Twitter can help to improve TV ratings according to a new study released by the research experts at Nielsen.

Nielsen’s figures reveal a “two-way causal influence” between broadcast TV tune-in and the conversation on Twitter around the programme.

“Using time series analysis, we saw a statistically significant causal influence indicating that a spike in TV ratings can increase the volume of tweets, and, conversely, a spike in tweets can increase tune-in,” said Paul Donato, Nielsen’s chief research officer.

The study analysed 221 episodes of primetime shows and found that TV ratings directly affected the number of related tweets in 48 per cent of the episodes examined. In addition, the volume of tweets brought on changes in live TV ratings for 29 per cent of episodes.

“This rigorous, research-based approach provides our clients and the media industry with a better understanding of the interplay between Twitter and broadcast TV viewing,” Donato added.

Twitter stated the evidence merely confirmed what their TV partners have been telling them for some time and serves to backup Twitter’s decision to invest “heavily” in TV.

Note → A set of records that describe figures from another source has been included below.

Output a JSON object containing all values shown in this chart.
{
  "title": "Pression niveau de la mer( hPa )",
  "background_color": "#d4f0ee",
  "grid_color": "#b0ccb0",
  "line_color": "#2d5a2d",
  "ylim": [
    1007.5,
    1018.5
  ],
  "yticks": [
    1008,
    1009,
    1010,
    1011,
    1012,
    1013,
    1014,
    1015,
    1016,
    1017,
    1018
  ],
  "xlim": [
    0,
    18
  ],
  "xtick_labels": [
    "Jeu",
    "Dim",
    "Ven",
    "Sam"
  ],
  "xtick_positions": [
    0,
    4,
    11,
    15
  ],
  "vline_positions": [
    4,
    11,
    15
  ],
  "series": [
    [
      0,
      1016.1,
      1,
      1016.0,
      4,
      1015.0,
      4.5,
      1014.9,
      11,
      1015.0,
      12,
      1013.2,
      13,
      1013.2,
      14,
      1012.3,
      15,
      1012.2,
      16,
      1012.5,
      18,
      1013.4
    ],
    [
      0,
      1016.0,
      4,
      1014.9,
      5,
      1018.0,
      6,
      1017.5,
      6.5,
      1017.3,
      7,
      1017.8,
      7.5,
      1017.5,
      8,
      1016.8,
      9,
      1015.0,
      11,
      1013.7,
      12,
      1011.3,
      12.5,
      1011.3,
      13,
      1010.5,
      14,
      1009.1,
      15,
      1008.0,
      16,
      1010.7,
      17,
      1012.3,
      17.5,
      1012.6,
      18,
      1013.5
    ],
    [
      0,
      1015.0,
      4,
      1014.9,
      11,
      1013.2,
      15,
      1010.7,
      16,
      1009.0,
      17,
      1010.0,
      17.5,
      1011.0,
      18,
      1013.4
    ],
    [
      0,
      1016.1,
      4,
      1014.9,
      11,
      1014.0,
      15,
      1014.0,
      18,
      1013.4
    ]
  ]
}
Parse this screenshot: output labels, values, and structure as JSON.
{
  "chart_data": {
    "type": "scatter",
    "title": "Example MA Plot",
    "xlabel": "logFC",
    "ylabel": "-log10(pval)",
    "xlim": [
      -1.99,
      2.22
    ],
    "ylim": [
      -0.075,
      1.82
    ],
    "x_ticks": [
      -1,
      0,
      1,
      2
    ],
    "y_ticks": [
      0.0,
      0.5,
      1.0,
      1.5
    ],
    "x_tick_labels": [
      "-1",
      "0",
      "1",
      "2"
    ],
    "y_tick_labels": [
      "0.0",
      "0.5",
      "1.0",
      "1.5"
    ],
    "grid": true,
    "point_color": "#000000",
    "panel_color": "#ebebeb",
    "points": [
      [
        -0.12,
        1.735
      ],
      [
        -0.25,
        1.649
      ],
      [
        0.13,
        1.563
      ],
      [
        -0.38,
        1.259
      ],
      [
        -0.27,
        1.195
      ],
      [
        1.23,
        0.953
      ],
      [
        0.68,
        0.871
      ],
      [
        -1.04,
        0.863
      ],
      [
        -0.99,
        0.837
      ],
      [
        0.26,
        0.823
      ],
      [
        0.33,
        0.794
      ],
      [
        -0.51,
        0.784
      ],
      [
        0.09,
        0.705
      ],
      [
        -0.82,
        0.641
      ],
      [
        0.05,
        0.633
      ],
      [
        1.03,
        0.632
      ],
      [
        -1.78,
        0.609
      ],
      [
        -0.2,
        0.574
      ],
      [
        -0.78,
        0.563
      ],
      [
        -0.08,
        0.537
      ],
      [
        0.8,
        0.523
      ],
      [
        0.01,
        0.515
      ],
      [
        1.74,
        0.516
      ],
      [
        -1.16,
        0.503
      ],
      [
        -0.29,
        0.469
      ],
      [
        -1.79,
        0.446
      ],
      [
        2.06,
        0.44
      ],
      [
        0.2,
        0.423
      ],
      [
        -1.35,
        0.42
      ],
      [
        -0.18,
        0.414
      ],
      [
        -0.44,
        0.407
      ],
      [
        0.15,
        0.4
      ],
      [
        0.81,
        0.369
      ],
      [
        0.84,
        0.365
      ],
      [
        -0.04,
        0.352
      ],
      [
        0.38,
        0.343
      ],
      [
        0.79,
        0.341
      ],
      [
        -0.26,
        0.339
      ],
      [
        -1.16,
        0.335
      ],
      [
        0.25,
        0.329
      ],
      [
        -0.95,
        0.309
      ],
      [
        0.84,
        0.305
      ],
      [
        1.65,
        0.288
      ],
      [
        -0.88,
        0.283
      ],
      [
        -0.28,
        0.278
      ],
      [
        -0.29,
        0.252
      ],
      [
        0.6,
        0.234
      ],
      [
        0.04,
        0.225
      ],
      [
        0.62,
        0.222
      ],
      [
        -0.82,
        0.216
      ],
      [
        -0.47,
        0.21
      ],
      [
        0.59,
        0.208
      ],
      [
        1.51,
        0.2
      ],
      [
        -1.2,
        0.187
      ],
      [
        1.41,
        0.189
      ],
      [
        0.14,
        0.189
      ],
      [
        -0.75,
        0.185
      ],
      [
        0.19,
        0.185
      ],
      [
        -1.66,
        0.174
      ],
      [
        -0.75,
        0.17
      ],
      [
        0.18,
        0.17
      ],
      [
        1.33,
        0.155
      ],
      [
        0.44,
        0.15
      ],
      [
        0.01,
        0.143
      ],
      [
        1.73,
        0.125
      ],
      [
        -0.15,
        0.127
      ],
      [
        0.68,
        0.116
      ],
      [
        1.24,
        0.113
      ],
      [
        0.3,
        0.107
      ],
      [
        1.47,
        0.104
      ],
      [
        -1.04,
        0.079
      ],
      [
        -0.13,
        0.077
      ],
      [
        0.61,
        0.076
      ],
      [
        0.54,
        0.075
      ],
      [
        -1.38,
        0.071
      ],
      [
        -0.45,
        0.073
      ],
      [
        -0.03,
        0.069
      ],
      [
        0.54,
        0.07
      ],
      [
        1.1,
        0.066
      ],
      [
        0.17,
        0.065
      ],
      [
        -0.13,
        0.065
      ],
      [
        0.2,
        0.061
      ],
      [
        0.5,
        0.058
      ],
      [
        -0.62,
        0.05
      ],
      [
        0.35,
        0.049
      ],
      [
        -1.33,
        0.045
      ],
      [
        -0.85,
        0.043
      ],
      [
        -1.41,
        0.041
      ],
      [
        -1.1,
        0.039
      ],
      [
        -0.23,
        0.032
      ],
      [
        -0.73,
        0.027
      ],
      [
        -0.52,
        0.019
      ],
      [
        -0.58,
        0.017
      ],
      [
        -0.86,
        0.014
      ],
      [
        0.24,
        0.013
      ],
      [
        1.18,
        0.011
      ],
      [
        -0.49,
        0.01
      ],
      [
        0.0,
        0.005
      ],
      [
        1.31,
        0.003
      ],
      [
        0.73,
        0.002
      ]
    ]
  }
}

"These results substantiate what many of our TV partners have been telling us anecdotally for years: namely, that Twitter drives tune-in, especially for live, linear television programming,” said Ali Rowghani, COO at Twitter.

Twitter isn’t the only social firm to be taking TV seriously with Facebook among those trying to use it as a revenue stream. Just last week rumours emerged that Facebook is looking at offering TV advertising on its site with the plan to sell 15-second slots for up to $2.6 million [£1.6 million] per day.

TV advertising still dwarfs Internet advertising with figures showing the TV ad spend will reach $63.6 billion [£41.85 billion] in 2013 with Internet ads expected to generate just $36.2 billion [£23.8 billion] in comparison.